Sonnet to Basil by Anne Pierson Wiese
- marychristinedelea
- Jul 6
- 3 min read
Updated: 7 days ago
Sonnet to Basil
by Anne Pierson Wiese
The seeds in the packet were so tiny and dry,
all fallen into the bottom fold like blue grit--
it was hard to believe that even one would sprout--
so I planted them all in the window box. Why
not? What was there to lose? Soon, a multitude
of minute green heads emerged from the damp soil,
pushing every day toward the light, toiling
with what came to seem heartbreaking ceritude,
since every day, for the good of those final four
plants that would need room to fully mature,
I plucked the living threads out like a grim reaper
in training, each uprooting feeling more
brutal than the last, each frail sprout between
my finger and thumb a dumb reproach.

This poem is from Wiese's 2006 book, which won the Walt Whitman Award for that year, and is entitled Floating City (published by Louisiana State University Press).
You all know I love food poems! And I have been playing around a lot more with forms in my own writing. Two reasons this poem first jumped out at me.
Then, of course, is that wonderful first image of the seed packet, an image anyone who has ever planted anything from seed can relate to.
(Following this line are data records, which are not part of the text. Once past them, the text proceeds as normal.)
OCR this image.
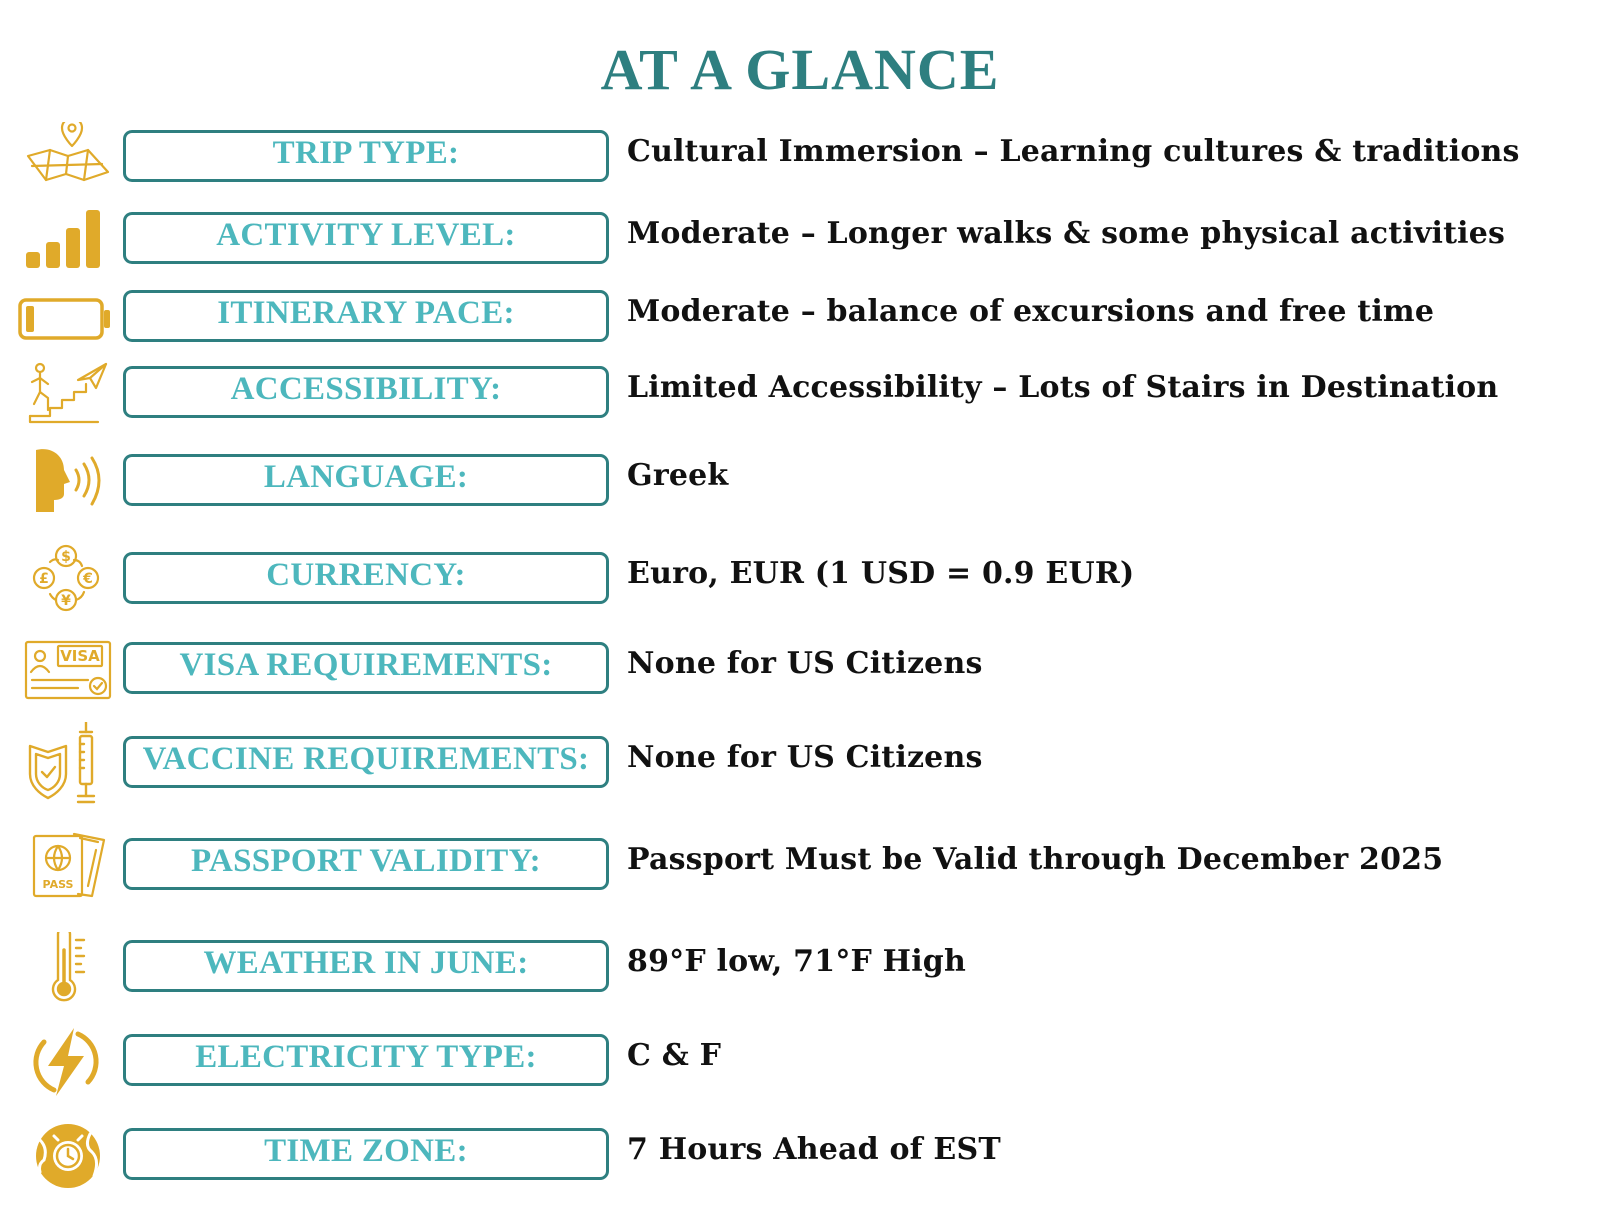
AT A GLANCE
TRIP TYPE:	Cultural Immersion – Learning cultures & traditions
ACTIVITY LEVEL:	Moderate – Longer walks & some physical activities
ITINERARY PACE:	Moderate – balance of excursions and free time
ACCESSIBILITY:	Limited Accessibility – Lots of Stairs in Destination
LANGUAGE:	Greek
$
£ €
¥
CURRENCY:	Euro, EUR (1 USD = 0.9 EUR)
VISA	VISA REQUIREMENTS:	None for US Citizens
VACCINE REQUIREMENTS:	None for US Citizens
PASS
PASSPORT VALIDITY:	Passport Must be Valid through December 2025
WEATHER IN JUNE:	89°F low, 71°F High
ELECTRICITY TYPE:	C & F
TIME ZONE:	7 Hours Ahead of EST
Then the extreme act--planting them all! Ha! I laugh because that is exactly what I would do.
But the second stanza sets us up for something . . . "What was there to lose?" That is rarely a good sign in literature--the speaker is tempting the gods, goddesses, universe, fate, etc. And in a sonnet, it is also setting us up for the volta (change).
The stanza goes on to give us the tiny buds, the green heads of the basil plants reaching toward sunlight, with a certainty.
A certainty? Of what?
Ah, the third stanza. The speaker, "like a grim reaper/in training," pulls, thus killing, all but four plants. Again, most if not all gardeners know this has to happen--flowers, vegetables, many shrubs and bushes, even houseplants need water and sunlight and room.
The speaker's feeling of guilt/sadness/unease carrying us readers through to the end. (Notice, too, that almost all of stanza 2 and all of stanzas 3 and 4 is just 1 sentence.) Her hands are brutal, the sprouts are frail. She has turned her thumb and forefinger into a mute executioner, destroying the certitude and the multitude.
I love how the "I plucked the living threads" in stanza 3 has some build-up, but it is still a change in the poem (volta!). I also enjoy the rhyme scheme here. It follows the Italian sonnet form: ABBA, CDDC, EFFE, GG, but not traditionally with exact rhyme. It modernizes the rhyme. The first two stanzas follow the tradition, although Wiese uses slant rhymes for BB and DD, and stanza 3 pushes even that. The third stanza's middle lines really stretch even the definition of slant rhyme: mature and reaper. The final couplet doesn't even bother trying!
In a sense, it is a new take on the form. Yes, there's exact rhyme, but then let's go slant rhyme, slant rhyme plus a syllable, slant rhyme if we really emphasize (one might say mispronounce) the "er" of the two words, and then just don't do it.
I hope it does not sound as if I do not like this, because I do. I love most types of play within a poem--any kind as long as the poem still makes some sort of sense. This form takes nothing away from the content but adds an extra bit of fun for careful readers.
Because I have been reading a lot of contemporary sonnets in all of their forms, I have noticed a trend: questions! They often include at least one question (something else I love to see in poems). Was there a meeting about doing this? :)
Wiese's book is full of modern sonnets, as well as free verse poems. As a lover of food poems in general, and of basil in particular, this is one of my favorites from her book.